Densho Digital Archive
Densho Visual History Collection
Title: Ron Magden Interview
Narrator: Ron Magden
Interviewer: Tom Ikeda
Location: Seattle, Washington
Date: June 15, 2004
Densho ID: denshovh-mron-01-0030

<Begin Segment 30>

TI: So about what year was this, that he was talking about?

RM: I think the trouble with the Japanese started in the '30s, and became white-hot after World War II. He said that he told the Japanese, "I don't care whether you bring the vegetables over or not," he said, "so long as it's a union truck driver bringing those vegetables." And, and he stopped them on top of the pass, and turned them around, sent them back.

TI: So these were, like, truck farmers in Eastern Washington...

RM: Yeah. Yakima valley.

TI: Yakima, they would, they would get their crops, and then they would try to drive them over to Seattle.

RM: That's right.

TI: Across Snoqualmie Pass, which is kind of the only way to really get across the pass.

RM: That's right, that's right. Well, they could have come White Pass, but very curvy and, no, they wanted to come -- they came by...

TI: And so how would Dave Beck or the teamsters turn back the Japanese?

RM: Oh, they'd figure out, they would form a picket line at the top of the, the pass, they would have people who were spotting the Japanese coming, and turned them back.

TI: It sounds like a pretty involved process, because you'd have to be up there almost twenty-four hours of the day.

RM: Yeah, it was. It was an involved process, but he was determined to stop the Japanese truck farmers.

TI: And in particular, the Japanese, because they were non-union, or because of racial issues? What do you think was...

RM: You know, I never could segregate that. He had... Dave Beck, it was all or nothing. You either were with him, with total loyalty, or you were an enemy. He, he had no people in-between. An interesting person. He didn't drink, he didn't smoke, he didn't swear. It was, I think, a daily communicate to mass, or daily, almost as he could, but he was, kept that whole life separate. And when he was the union man, he, it was a total commitment to unionism in his, the way he defined unionism. An interesting person. He didn't see ethics ever entering into this, he didn't, he, what he truly felt about Japanese or Chinese people, he never said. He would classify them as "people of no account." To him, it was building a union and controlling the, the people he got in the union, and that's... and he framed those ideas starting in 1919, I'm sure.

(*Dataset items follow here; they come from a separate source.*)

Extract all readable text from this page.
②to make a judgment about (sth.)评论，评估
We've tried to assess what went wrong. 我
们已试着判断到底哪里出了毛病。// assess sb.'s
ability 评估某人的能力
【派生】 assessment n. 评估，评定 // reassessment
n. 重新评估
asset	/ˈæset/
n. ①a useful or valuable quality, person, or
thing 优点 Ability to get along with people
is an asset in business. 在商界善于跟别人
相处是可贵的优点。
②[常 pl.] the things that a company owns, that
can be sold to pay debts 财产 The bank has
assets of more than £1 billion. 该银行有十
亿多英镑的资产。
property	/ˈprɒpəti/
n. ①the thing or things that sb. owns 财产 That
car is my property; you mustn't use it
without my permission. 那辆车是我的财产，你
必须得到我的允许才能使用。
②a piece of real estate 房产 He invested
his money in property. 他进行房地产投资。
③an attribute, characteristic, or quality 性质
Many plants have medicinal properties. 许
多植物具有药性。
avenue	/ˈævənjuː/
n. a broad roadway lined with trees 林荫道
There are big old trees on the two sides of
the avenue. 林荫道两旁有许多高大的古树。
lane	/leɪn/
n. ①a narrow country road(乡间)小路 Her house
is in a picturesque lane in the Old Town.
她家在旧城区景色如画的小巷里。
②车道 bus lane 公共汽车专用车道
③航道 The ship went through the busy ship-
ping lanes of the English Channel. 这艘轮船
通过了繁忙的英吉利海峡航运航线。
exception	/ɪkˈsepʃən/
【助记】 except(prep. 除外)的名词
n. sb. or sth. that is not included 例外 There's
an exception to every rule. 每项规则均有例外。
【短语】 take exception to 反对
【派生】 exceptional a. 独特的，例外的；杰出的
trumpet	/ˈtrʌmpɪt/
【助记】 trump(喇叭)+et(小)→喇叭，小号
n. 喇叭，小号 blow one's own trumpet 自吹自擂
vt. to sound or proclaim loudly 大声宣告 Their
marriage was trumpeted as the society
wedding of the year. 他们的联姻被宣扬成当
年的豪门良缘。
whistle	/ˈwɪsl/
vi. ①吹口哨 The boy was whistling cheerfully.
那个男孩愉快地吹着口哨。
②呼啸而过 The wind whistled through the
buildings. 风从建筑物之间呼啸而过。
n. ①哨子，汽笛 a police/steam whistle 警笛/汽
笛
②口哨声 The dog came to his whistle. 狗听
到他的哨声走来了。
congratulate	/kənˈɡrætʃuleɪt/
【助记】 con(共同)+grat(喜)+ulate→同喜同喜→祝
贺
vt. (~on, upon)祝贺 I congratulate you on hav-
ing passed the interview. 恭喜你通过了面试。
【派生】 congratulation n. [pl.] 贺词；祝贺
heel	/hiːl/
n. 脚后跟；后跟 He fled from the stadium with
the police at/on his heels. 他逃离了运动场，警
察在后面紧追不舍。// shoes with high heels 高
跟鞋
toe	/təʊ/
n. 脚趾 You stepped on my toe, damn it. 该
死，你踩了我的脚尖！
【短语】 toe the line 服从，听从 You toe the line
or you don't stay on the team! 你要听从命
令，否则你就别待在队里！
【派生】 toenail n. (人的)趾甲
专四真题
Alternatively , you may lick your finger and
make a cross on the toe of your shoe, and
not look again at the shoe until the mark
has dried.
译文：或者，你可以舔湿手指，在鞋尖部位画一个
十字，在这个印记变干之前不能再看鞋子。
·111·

TI: Did you ever get, or talk to anyone else that could collaborate sort of...

RM: Oh, yes.

TI: ...what happened to the Japanese?

RM: Yes. I talked to people who were involved in different episodes in his life. Union organizers, particularly a man named Clyde Black, who was one of the major organizers for him. Whitey Dallager, there were, there were, I didn't interview Whitey Dallager, but I read a lot of his materials. He was the number one union, teamster in Tacoma. And there were other people involved in this that I interviewed who, who would collaborate with Beck, or they would simply say, "Well, he's exaggerating," so I, I got a fairly clear picture of it. If you were, Clyde Black was totally loyal to Beck because his whole career, let's say, depended on it. There was a fierce loyalty -- when Dave Beck came to Tacoma in about 1990 for a meeting, the longshoremen invited him, and the teamsters were there. They all stood and cheered. He was, he was a hero. He had solved the mess of the general strike. It was still remembered that way.

TI: This was seventy years after that?

RM: This, seventy years after. And he was a demagogue as a speaker, and, but they, there was this terrible, this fierce loyalty. It was sort of incredible. Nothing like that in the longshore union, or in any other union movement that I have been connected with. He had the supporters, and he never forgot a person, a name, or anybody else. He had a tremendous ability to recall. And, but I never got the impression if, if the Japanese would have cooperated with him, fine, he wouldn't have -- by cooperation, it meant 100 percent submission.

TI: Now, people like, you mentioned like Clyde Black, did, did he participate like at Snoqualmie Pass...

RM: Yeah. He participated not only in Snoqualmie Pass, but in Aberdeen where there were minority groups that had to be "brought into line," the, the teamster line.